On Thu, Mar 16, 2017 at 04:38:23PM +0000, Daniel P. Berrange wrote:
> On Thu, Mar 16, 2017 at 05:30:40PM +0100, Wojtek Porczyk wrote:
> > Hello, libvirt-list,
> >
> > I wrote an event implementation wrapping an asyncio event loop [1].
> > I would like to contribute it back to libvirt-python, to be offered
> > alongside the Default Impl in C.
> >
> > [1]
https://github.com/woju/libvirtaio
> >
> > Also it contains a workaround for a memory leak around the custom loop
> > implementation:
> >
https://github.com/woju/libvirtaio/blob/8685cfc/libvirtaio.py#L66-L92
> >
> > How should I submit this?

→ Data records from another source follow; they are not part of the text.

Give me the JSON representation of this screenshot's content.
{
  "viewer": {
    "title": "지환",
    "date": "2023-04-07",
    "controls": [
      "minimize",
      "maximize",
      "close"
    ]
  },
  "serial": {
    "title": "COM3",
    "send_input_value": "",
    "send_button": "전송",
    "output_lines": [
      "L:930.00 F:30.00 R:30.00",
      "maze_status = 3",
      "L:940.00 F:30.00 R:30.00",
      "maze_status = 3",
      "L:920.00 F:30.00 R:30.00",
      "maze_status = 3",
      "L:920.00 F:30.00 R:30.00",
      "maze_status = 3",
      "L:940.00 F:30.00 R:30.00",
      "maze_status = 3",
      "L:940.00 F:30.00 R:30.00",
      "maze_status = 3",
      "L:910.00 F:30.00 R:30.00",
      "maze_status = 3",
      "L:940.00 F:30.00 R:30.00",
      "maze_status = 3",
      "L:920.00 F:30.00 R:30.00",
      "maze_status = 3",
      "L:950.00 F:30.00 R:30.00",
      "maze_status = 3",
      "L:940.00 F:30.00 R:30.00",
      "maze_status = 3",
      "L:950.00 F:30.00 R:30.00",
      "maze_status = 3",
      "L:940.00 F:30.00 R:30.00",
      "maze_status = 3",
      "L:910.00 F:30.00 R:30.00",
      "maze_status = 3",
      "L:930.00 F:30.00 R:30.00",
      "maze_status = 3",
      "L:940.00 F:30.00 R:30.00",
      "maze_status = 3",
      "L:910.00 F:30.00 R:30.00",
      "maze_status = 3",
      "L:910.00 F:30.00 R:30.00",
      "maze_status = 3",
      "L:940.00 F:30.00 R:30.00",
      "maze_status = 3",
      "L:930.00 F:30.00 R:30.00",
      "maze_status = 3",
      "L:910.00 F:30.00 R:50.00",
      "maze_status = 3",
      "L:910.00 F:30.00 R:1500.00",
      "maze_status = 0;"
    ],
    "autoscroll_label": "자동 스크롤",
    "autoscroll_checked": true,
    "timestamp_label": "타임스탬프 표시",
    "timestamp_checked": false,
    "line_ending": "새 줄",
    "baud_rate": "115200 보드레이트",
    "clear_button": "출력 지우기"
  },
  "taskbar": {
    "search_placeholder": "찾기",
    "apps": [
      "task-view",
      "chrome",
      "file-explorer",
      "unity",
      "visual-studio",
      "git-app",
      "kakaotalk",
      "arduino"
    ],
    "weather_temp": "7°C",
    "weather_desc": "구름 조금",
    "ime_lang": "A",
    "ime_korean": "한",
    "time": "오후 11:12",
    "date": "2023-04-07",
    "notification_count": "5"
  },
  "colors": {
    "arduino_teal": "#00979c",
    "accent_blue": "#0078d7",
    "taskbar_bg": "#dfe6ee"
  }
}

As a patch against libvirt-python.git, appending to
> > libvirt-override.py?
>
> IIUC, the asyncio module you're using is new in python 3.4 ? The libvirt
> python code aims to be compatible with python >= 2.6 at this time, so
> there's a mis-match there.
>
> So if we did include that in the main libvirt python module, we'd have
> to figure out a suitable approach to avoid trying to import the
> non-existant module when people do "import libvirt".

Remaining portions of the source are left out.